Can anybody help me?
But it's mentioned integers in the question...So 0 also must be included??
My Proof...
first the base case.
n = 0
3^1 +2^2 = 3+4 = 7
now the more general case.
let k = n. assume 3^(2*k+1) +2^(k+2) is divible by 7.
prove 3^(2*(k+1)+1) +2^((k+1)+2) is divisable by 7.
3^(2*k +3) +2^(k+3)
3^2 *3^(2*k +1) +2* 2^(k+2)
9* 3^(2*k +1) +2* 2^(k+2).
so, based on our assumption, we know 3^(2*k+1) +2^(k+2) is divisable by 7.
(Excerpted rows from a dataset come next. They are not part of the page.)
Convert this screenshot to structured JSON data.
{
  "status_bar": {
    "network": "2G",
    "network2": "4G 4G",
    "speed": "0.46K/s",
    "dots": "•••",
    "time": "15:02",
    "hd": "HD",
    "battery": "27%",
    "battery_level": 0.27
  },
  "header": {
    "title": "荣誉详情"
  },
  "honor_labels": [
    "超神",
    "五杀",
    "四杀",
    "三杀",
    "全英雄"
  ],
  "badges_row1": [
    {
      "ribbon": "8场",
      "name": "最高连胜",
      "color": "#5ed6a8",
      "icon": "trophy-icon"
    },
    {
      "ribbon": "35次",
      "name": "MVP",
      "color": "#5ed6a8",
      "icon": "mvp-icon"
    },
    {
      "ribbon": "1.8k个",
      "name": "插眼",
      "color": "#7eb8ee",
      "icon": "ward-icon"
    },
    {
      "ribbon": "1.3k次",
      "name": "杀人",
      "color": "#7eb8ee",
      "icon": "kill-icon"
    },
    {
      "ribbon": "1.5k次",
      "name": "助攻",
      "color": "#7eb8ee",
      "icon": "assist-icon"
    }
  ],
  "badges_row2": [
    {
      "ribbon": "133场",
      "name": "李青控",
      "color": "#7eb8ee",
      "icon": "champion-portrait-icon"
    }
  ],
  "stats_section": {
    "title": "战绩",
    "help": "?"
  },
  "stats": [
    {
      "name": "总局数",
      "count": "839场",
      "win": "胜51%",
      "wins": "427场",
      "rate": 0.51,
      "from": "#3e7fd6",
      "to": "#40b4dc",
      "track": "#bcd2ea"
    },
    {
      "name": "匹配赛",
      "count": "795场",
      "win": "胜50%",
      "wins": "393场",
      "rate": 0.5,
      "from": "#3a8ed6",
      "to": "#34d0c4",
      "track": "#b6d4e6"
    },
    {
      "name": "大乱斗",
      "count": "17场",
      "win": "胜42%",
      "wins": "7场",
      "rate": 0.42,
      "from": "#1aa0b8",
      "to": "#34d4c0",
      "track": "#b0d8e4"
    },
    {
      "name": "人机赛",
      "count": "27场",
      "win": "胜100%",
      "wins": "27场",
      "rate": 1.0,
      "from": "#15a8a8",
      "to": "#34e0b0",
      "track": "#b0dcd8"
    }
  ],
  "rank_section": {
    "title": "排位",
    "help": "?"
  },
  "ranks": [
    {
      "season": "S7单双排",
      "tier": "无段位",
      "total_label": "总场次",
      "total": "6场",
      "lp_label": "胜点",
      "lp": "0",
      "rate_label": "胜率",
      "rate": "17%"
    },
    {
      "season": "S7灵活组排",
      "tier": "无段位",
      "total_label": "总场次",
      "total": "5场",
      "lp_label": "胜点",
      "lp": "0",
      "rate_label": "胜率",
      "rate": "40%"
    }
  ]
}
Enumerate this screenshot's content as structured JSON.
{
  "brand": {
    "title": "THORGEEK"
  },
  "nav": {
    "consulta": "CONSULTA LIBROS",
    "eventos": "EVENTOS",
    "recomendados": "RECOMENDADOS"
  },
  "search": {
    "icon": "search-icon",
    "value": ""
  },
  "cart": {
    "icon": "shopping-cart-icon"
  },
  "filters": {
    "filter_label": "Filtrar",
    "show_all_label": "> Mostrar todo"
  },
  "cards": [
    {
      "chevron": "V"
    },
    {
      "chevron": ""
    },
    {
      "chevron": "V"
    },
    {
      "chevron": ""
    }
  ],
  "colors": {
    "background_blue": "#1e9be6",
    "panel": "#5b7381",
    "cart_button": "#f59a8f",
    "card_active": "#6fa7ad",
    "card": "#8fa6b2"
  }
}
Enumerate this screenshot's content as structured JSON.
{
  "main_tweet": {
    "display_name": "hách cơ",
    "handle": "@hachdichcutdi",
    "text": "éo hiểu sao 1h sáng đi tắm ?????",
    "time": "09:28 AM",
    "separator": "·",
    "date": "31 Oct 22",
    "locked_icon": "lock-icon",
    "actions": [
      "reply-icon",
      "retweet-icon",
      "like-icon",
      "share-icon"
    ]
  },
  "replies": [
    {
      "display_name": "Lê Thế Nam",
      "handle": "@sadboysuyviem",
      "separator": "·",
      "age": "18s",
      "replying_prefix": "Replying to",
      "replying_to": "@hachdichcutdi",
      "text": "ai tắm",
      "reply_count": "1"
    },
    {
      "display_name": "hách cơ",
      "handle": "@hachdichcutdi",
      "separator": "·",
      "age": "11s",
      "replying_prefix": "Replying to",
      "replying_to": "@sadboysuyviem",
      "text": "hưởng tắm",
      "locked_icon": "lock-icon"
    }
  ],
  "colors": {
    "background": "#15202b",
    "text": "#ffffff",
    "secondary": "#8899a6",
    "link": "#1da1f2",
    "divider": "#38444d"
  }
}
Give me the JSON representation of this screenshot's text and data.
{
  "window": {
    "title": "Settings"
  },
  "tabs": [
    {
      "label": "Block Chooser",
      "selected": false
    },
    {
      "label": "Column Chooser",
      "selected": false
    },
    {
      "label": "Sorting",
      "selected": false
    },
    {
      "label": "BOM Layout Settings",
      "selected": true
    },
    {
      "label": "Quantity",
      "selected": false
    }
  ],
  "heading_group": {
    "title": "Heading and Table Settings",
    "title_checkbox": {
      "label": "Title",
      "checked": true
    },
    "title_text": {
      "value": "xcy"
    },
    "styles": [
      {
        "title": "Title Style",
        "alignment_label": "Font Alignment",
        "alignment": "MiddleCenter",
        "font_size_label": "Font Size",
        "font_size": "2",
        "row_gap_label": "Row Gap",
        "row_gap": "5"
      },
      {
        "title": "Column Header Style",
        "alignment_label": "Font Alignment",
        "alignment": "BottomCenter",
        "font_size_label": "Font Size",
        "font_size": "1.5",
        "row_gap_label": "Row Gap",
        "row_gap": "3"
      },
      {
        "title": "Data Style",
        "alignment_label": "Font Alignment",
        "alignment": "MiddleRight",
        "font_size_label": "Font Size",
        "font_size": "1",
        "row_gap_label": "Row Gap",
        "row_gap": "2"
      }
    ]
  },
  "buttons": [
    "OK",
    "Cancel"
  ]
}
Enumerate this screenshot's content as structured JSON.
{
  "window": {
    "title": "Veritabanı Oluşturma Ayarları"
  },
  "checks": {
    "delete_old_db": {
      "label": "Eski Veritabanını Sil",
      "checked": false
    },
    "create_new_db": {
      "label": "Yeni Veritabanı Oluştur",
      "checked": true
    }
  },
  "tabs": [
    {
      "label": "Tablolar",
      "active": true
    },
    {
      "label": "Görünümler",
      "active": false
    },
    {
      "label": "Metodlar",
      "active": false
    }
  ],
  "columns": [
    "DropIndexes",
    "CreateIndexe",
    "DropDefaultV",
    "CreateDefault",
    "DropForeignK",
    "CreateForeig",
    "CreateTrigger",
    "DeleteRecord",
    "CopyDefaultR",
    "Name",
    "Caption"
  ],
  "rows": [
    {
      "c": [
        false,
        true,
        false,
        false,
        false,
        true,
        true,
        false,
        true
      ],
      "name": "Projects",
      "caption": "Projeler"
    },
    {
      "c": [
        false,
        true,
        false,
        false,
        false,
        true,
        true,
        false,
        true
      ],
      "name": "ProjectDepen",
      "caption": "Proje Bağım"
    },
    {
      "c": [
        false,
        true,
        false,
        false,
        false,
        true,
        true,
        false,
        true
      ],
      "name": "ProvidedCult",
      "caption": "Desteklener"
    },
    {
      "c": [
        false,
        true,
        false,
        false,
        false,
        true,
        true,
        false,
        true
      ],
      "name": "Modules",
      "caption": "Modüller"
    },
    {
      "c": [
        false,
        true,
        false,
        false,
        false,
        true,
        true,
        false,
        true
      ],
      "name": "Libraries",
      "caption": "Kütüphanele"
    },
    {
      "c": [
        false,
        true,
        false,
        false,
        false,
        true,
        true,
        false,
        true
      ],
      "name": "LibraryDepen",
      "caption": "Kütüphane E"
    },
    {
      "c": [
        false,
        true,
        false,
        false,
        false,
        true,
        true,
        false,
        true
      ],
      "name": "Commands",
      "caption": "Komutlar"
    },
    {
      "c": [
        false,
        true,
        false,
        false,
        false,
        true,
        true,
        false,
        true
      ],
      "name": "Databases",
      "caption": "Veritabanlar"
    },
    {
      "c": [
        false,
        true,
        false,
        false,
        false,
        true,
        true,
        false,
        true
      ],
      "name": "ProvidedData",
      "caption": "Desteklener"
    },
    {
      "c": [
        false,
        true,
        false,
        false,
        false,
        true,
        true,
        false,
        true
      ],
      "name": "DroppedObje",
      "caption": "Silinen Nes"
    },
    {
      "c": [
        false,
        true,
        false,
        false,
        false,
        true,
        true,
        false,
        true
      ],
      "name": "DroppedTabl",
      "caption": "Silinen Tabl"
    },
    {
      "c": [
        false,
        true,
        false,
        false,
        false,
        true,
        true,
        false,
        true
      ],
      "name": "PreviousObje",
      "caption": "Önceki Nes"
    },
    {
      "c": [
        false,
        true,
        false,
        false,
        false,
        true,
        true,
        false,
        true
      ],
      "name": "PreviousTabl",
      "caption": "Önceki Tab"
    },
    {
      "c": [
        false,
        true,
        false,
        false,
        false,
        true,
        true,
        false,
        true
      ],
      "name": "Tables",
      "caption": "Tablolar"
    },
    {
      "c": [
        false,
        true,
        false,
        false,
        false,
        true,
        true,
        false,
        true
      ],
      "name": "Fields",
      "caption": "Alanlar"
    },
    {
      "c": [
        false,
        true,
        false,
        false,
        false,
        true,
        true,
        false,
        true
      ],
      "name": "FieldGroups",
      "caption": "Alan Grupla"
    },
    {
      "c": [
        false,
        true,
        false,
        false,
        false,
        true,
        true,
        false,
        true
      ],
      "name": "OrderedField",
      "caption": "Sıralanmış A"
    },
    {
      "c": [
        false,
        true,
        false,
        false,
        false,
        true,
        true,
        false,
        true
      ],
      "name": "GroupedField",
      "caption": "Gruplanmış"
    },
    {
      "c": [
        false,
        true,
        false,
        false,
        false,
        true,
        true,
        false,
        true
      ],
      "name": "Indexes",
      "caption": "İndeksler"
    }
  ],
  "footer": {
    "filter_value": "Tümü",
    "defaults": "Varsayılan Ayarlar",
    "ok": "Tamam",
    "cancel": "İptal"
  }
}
we also know based on our formula, that the power for 3 will always increase by 2, and the power for 2 will always increase by 1, for subequent k's. therefore 9* 3^(2*k+1) +2* 2^(k+1) will also be divisble by 7
if one is to use mathematical induction, one must know that :
set of natural numbers is subset of set with "features" :
1° (1) is natural number,
2° any natural number (n) have his follower n'=n+1 which is also natural number
3° (1) is not follower of any naturan number
4° if m'=n' than m=n, meaning every natural number is follower of one natural number (and onley one)
5° if and if in M apply properties 1° and 2° than M=N
axiom 5 is known as the principle of induction
and so on...
Edit : sorry for this... i was going somewhere else with this.
anyway can't do you harm to know this ( because this is sub forum "university math" so i thought that you would, and should know this )
Yes you should include 0 because the question asks about integers. This poses no problem with respect to using induction.
I don't see how you justified your conclusion at the end. I would rewrite
9* 3^(2*k +1) +2* 2^(k+2)
as
7 * 3^(2k + 1) + 2 * [3^(2k + 1) + 2^(k + 2)]
See?